The Test
Book excerpt
Chapter One
Katia Wynter woke up that morning with a terrible hangover.
It was the aftermath of yet another Friday all-nighter where the kids got together at Stewy McBride’s barn, dancing to live music and drinking microbrews and moonshine. They partied the night away without a care in the world, and would probably do it again tonight before sleeping it off Sunday. Monday morning would begin another work week in TrC (*Truth or Consequences), and once again the kids would be reminded that they still depended on their parents’ world for survival.
After the War on Terror and the rise to power of the New World Order, America was still in process of rebuilding its society along with the rest of the global community. Nuclear attacks had plunged the world economy into a Great Depression, and the government was doing all it could to keep Americans from starving to death. Food drops were being made on a monthly basis in cities across the country, just as the US had delivered food to starving nations over the past centuries. Families were disintegrating in record numbers as fathers abandoned their families to avoid watching them suffer. Teenagers drifted off to Sixties-type communes to live off the land and search for a better future outside the world their parents destroyed.
Katia lived in a tent on the edge of camp, having moved away from home against her parents’ wishes. Her father, like most of the men in what was left of the city, was self-employed in the salvage industry. It was just another way of saying that he dug for recyclable items in the ruins of downtown TrC, selling waste by the pound for whatever the Government buyers would buy at the daily rates. She was sick of watching her Mom and Dad waste away, sharing their food with her while they grew skinnier each week. Besides, all the kids were moving away, and they were enjoying their freedom while coming into town to visit on weekends. Considering the thousands who had been killed or maimed by terrorist attacks, everyone was mostly glad just to be alive.
She knew her father was going scrounging this afternoon (he hated the term), so she would drop by about six PM with some baked bread and have some lentil soup with her parents. She knew her mother hated her being out of the house but was slowly getting used to it. She would stay overnight and come back Sunday evening before sundown so she wouldn’t have to risk running across any Zodiacs. The rival biker gang from Elephant Butte would not risk a direct confrontation with the Excelsiors, but still roamed the night looking to steal, kill and destroy as the opportunity presented itself.
Katia felt very secure in knowing that Devin Kilrush had his eye on her. Devin was a year older than her at seventeen, and was the Vice-President of the Excelsior Motorcycle Club. It was well known that he and the club President, Mark Excelsior, were best friends, which placed the full might of the Club solidly behind him. He wasn’t like the other bikers, though. He was shy and polite in a day and age when being a jerk was the coolest way to act. Yet you didn’t mess with Devin, because that was like going up against Excelsior himself.
Part of her routine on Saturday mornings was taking a ride out to the Eastern Outland on her dirt bike to clear her head after Friday night partying.
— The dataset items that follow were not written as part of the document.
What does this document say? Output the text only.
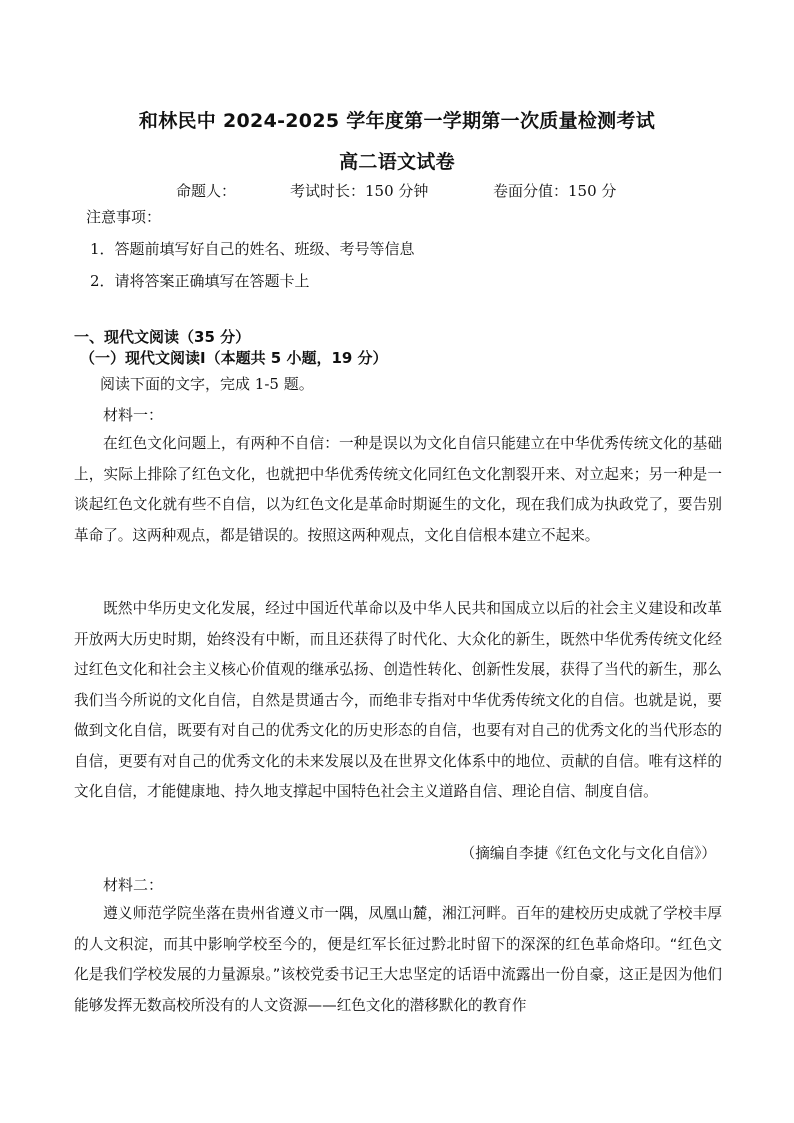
和林民中 2024-2025 学年度第一学期第一次质量检测考试
高二语文试卷
命题人：	考试时长：150 分钟	卷面分值：150 分
注意事项：
1．答题前填写好自己的姓名、班级、考号等信息
2．请将答案正确填写在答题卡上
一、现代文阅读（35 分）
（一）现代文阅读Ⅰ（本题共 5 小题，19 分）
阅读下面的文字，完成 1-5 题。
材料一：
在红色文化问题上，有两种不自信：一种是误以为文化自信只能建立在中华优秀传统文化的基础上，实际上排除了红色文化，也就把中华优秀传统文化同红色文化割裂开来、对立起来；另一种是一谈起红色文化就有些不自信，以为红色文化是革命时期诞生的文化，现在我们成为执政党了，要告别革命了。这两种观点，都是错误的。按照这两种观点，文化自信根本建立不起来。
既然中华历史文化发展，经过中国近代革命以及中华人民共和国成立以后的社会主义建设和改革开放两大历史时期，始终没有中断，而且还获得了时代化、大众化的新生，既然中华优秀传统文化经过红色文化和社会主义核心价值观的继承弘扬、创造性转化、创新性发展，获得了当代的新生，那么我们当今所说的文化自信，自然是贯通古今，而绝非专指对中华优秀传统文化的自信。也就是说，要做到文化自信，既要有对自己的优秀文化的历史形态的自信，也要有对自己的优秀文化的当代形态的自信，更要有对自己的优秀文化的未来发展以及在世界文化体系中的地位、贡献的自信。唯有这样的文化自信，才能健康地、持久地支撑起中国特色社会主义道路自信、理论自信、制度自信。
（摘编自李捷《红色文化与文化自信》）
材料二：
遵义师范学院坐落在贵州省遵义市一隅，凤凰山麓，湘江河畔。百年的建校历史成就了学校丰厚的人文积淀，而其中影响学校至今的，便是红军长征过黔北时留下的深深的红色革命烙印。“红色文化是我们学校发展的力量源泉。”该校党委书记王大忠坚定的话语中流露出一份自豪，这正是因为他们能够发挥无数高校所没有的人文资源——红色文化的潜移默化的教育作
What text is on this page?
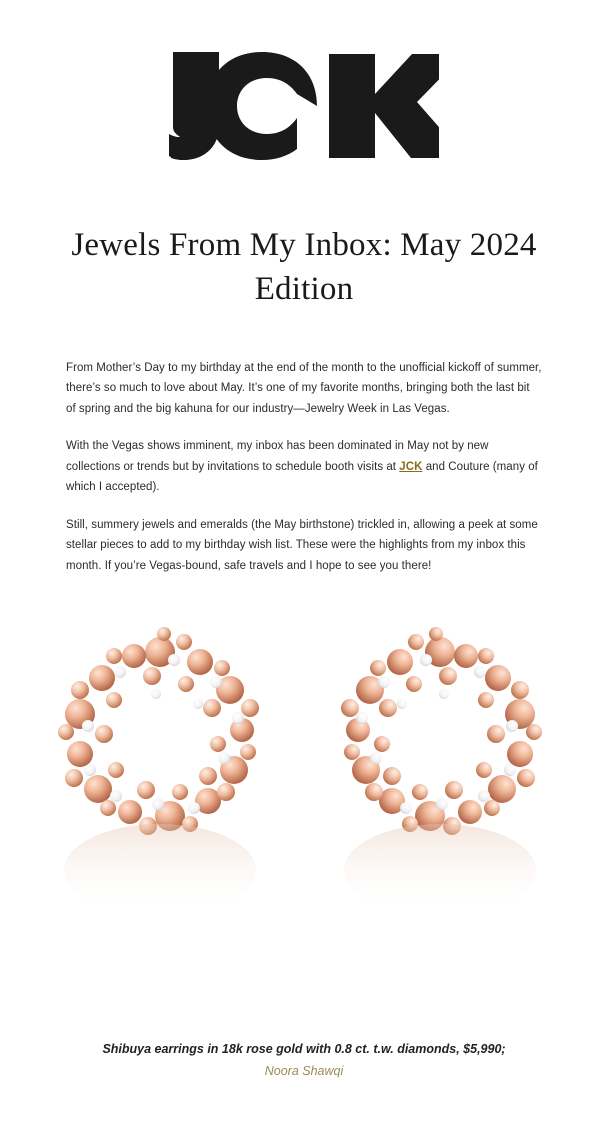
Jewels From My Inbox: May 2024 Edition

From Mother’s Day to my birthday at the end of the month to the unofficial kickoff of summer, there’s so much to love about May. It’s one of my favorite months, bringing both the last bit of spring and the big kahuna for our industry—Jewelry Week in Las Vegas.

With the Vegas shows imminent, my inbox has been dominated in May not by new collections or trends but by invitations to schedule booth visits at JCK and Couture (many of which I accepted).

Still, summery jewels and emeralds (the May birthstone) trickled in, allowing a peek at some stellar pieces to add to my birthday wish list. These were the highlights from my inbox this month. If you’re Vegas-bound, safe travels and I hope to see you there!

Shibuya earrings in 18k rose gold with 0.8 ct. t.w. diamonds, $5,990;
Noora Shawqi
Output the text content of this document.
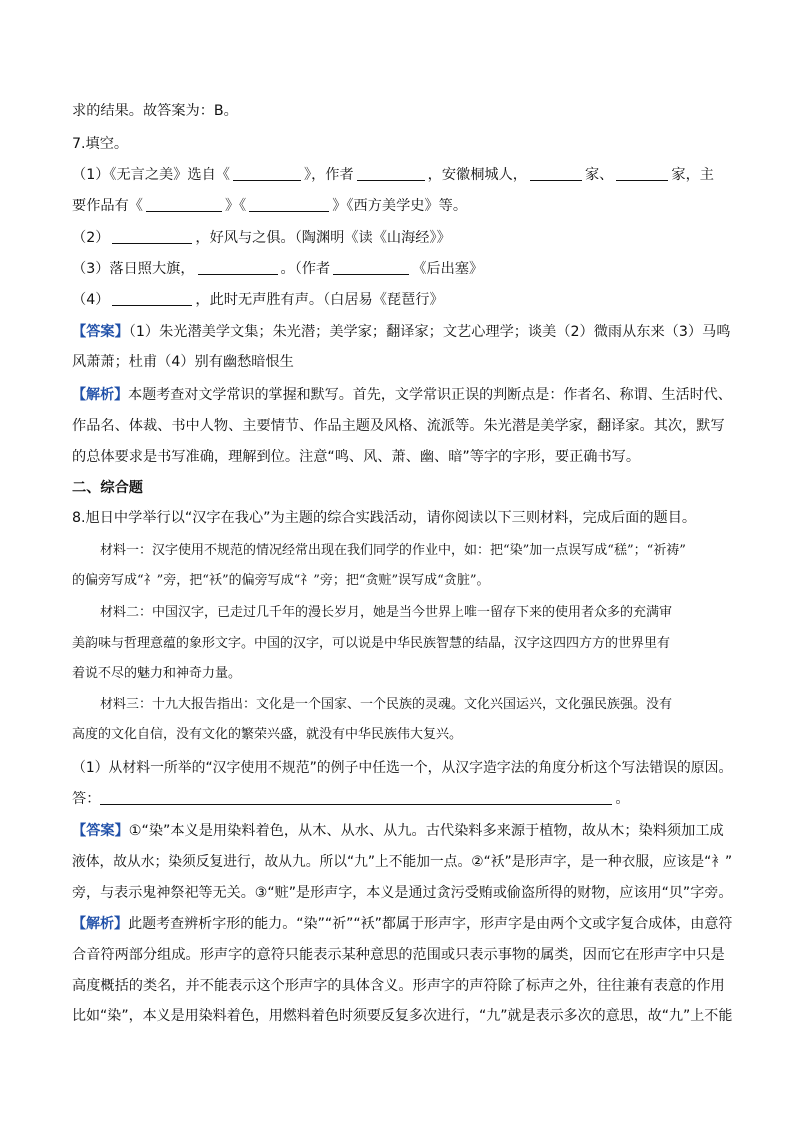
求的结果。故答案为：B。
7.填空。
（1）《无言之美》选自《	》，作者	，安徽桐城人，	家、	家，主
要作品有《	》《	》《西方美学史》等。
（2）	，好风与之俱。（陶渊明《读《山海经》》
（3）落日照大旗，	。（作者	《后出塞》
（4）	，此时无声胜有声。（白居易《琵琶行》
【答案】（1）朱光潜美学文集；朱光潜；美学家；翻译家；文艺心理学；谈美（2）微雨从东来（3）马鸣
风萧萧；杜甫（4）别有幽愁暗恨生
【解析】本题考查对文学常识的掌握和默写。首先，文学常识正误的判断点是：作者名、称谓、生活时代、
作品名、体裁、书中人物、主要情节、作品主题及风格、流派等。朱光潜是美学家，翻译家。其次，默写
的总体要求是书写准确，理解到位。注意“鸣、风、萧、幽、暗”等字的字形，要正确书写。
二、综合题
8.旭日中学举行以“汉字在我心”为主题的综合实践活动，请你阅读以下三则材料，完成后面的题目。
材料一：汉字使用不规范的情况经常出现在我们同学的作业中，如：把“染”加一点误写成“䅵”；“祈祷”
的偏旁写成“礻”旁，把“袄”的偏旁写成“礻”旁；把“贪赃”误写成“贪脏”。
材料二：中国汉字，已走过几千年的漫长岁月，她是当今世界上唯一留存下来的使用者众多的充满审
美韵味与哲理意蕴的象形文字。中国的汉字，可以说是中华民族智慧的结晶，汉字这四四方方的世界里有
着说不尽的魅力和神奇力量。
材料三：十九大报告指出：文化是一个国家、一个民族的灵魂。文化兴国运兴，文化强民族强。没有
高度的文化自信，没有文化的繁荣兴盛，就没有中华民族伟大复兴。
（1）从材料一所举的“汉字使用不规范”的例子中任选一个，从汉字造字法的角度分析这个写法错误的原因。
答：	。
【答案】①“染”本义是用染料着色，从木、从水、从九。古代染料多来源于植物，故从木；染料须加工成
液体，故从水；染须反复进行，故从九。所以“九”上不能加一点。②“袄”是形声字，是一种衣服，应该是“衤”
旁，与表示鬼神祭祀等无关。③“赃”是形声字，本义是通过贪污受贿或偷盗所得的财物，应该用“贝”字旁。
【解析】此题考查辨析字形的能力。“染”“祈”“袄”都属于形声字，形声字是由两个文或字复合成体，由意符
合音符两部分组成。形声字的意符只能表示某种意思的范围或只表示事物的属类，因而它在形声字中只是
高度概括的类名，并不能表示这个形声字的具体含义。形声字的声符除了标声之外，往往兼有表意的作用
比如“染”，本义是用染料着色，用燃料着色时须要反复多次进行，“九”就是表示多次的意思，故“九”上不能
She was thrilled to see jackrabbits, birds, lizards and even snakes that had survived the nuclear blasts and the wind-driven radiation. It made her feel like there was hope for a new tomorrow, a chance that they could return to yesterday, back when everything was normal. No one wanted to live in the present, because the present was all about sickness and death.
There was an abandoned church about a mile away from the commune. There had been a work camp out there before the Terror Wars, and it was deserted after the terror gangs began setting up headquarters in the desert to conduct campaigns against the cities. They perfected the strategy in the Middle East and Africa, and it worked perfectly in the Southwest USA. It was said the US Army won the war but lost most of the battles. It didn’t really matter anymore, the Wars had ruined everything. At least this little church was still standing. The little church had survived. It was like a monument to peace and love that Katia liked to come out and admire. She thought she saw movement as her bike crunched across the glazed sand about a hundred yards from the Church, and it caused her to break out in a cold sweat. It could not have been Zodiacs because there were no bikes around, although the bikes might have been hidden around back. It may well have been a mirage, but it could be a fatal error to misjudge. Yet if it were survivors, it was everyone’s patriotic duty to bring them back into society, or what was left of it. They could be treated for radiation sickness, given food and shelter, and help them re-enter what was left of the American community. Radiation sickness had superseded genetic cancer as the number one killer in America. Cancer caused by radiation exposure exceeded all other forms of cancer by 500%, death rates in America had gone up proportionately, and infant mortality had reached 90%. Hospitals were overcrowded, most of the major insurance companies worldwide had gone bankrupt, and most people self-diagnosed with cancer simply stayed home and died. Alcoholism and drug abuse was rampant in a society wanting only to make the pain go away.
All these things were ricocheting around her head as she rolled the bike ever closer to the church. Once again she thought she discerned movement inside the church past the half-open front door. She froze in her tracks, listening intently for any sound, but all Katia could hear was the desert wind whistling through the cactus and the sagebrush. She felt like turning tail and going back to the commune for help, but then the outsiders might return to the desert where they would surely die. America had sworn itself to bring all its citizens back from the wastelands, and Katia believed in the Vow as she believed in her country itself.